Paul Jones (1917–1930) was an American Thoroughbred racehorse that was the sixth gelding to win the Kentucky Derby. Paul Jones was foaled in the same year as Man o' War, winner of the 1920 Preakness and Belmont Stakes and one of the most influential sires of the 20th century. Man o' War was not entered in the 1920 Kentucky Derby because it was thought that a race so early in the season would be too taxing for him. Upset, the only horse ever to defeat Man o' War, did make it to the Derby.

==Background==
Paul Jones was foaled in Lexington, Kentucky at Hamburg Place, the stud farm of John E. Madden. He was sired by the imported British stallion, Sea King, and was out of the Hamburg bred mare, May Florence. He was named after famous Admiral John Paul Jones and a popular brand of whiskey at the time.

==Racing career==
The 1920 Kentucky Derby was run on an overcast day on a slow track with a field of seventeen horses. Ridden by Ted Rice, he won the race by a nose after staving off Upset, who showed impressive speed on the home stretch, and On Watch, who was a close third.

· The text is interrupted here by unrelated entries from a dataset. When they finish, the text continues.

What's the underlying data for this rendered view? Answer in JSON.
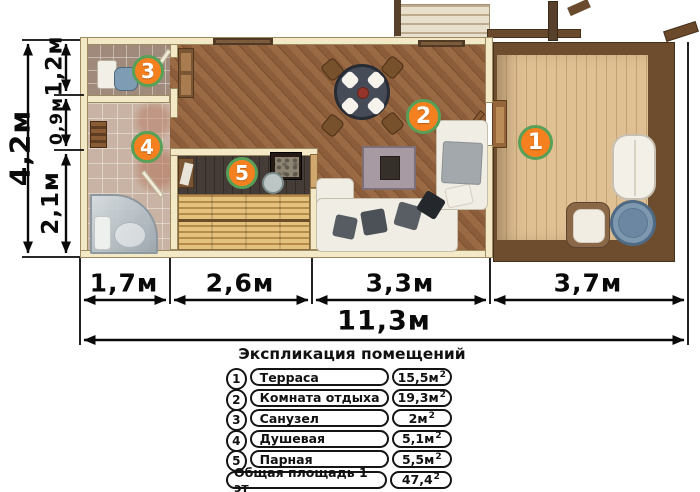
{
  "plan": {
    "badges": [
      {
        "label": "1"
      },
      {
        "label": "2"
      },
      {
        "label": "3"
      },
      {
        "label": "4"
      },
      {
        "label": "5"
      }
    ]
  },
  "dimensions": {
    "left": {
      "total": "4,2м",
      "seg1": "1,2м",
      "seg2": "0,9м",
      "seg3": "2,1м"
    },
    "bottom": {
      "seg1": "1,7м",
      "seg2": "2,6м",
      "seg3": "3,3м",
      "seg4": "3,7м",
      "total": "11,3м"
    }
  },
  "legend": {
    "title": "Экспликация помещений",
    "rows": [
      {
        "num": "1",
        "name": "Терраса",
        "area": "15,5м",
        "sup": "2"
      },
      {
        "num": "2",
        "name": "Комната отдыха",
        "area": "19,3м",
        "sup": "2"
      },
      {
        "num": "3",
        "name": "Санузел",
        "area": "2м",
        "sup": "2"
      },
      {
        "num": "4",
        "name": "Душевая",
        "area": "5,1м",
        "sup": "2"
      },
      {
        "num": "5",
        "name": "Парная",
        "area": "5,5м",
        "sup": "2"
      },
      {
        "num": "",
        "name": "Общая площадь 1 эт",
        "area": "47,4",
        "sup": "2"
      }
    ]
  },
  "colors": {
    "badge_fill": "#f5801f",
    "badge_border": "#58a058",
    "wall": "#f3e9c6",
    "deck": "#dfc093",
    "wood_floor": "#8c5d3a"
  }
}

Paul Jones proved his Derby win was not a fluke by winning the 1920 Suburban Handicap. Paul Jones raced for a total of five years and, being a gelding with no career at stud, was given to his trainer, William Garth, for use as an exercise pony. Garth spoke favorably of his former charge, complimenting the gelding's gentle disposition and work ethic. Paul Jones did race in a few pony races at the Pimlico Race Course and was entered in a number of steeplechase races in the late 1920s under the name of Garth's son-in-law, Dr. John Paul Jones. Dr. Jones also trained Paul Jones as a hunter and rode him in fox hunts.

==Retirement==
In 1929, Paul Jones was pensioned by Garth to live the remainder of his life at the Inglecress Farm near Charlottesville, Virginia, also the final home of 1911 Kentucky Derby winner Meridian.

Paul Jones was euthanized in April 1930 due to physical infirmities and was buried at Dr. John Paul Jones's Inglecress Farm near Charlottesville, Virginia.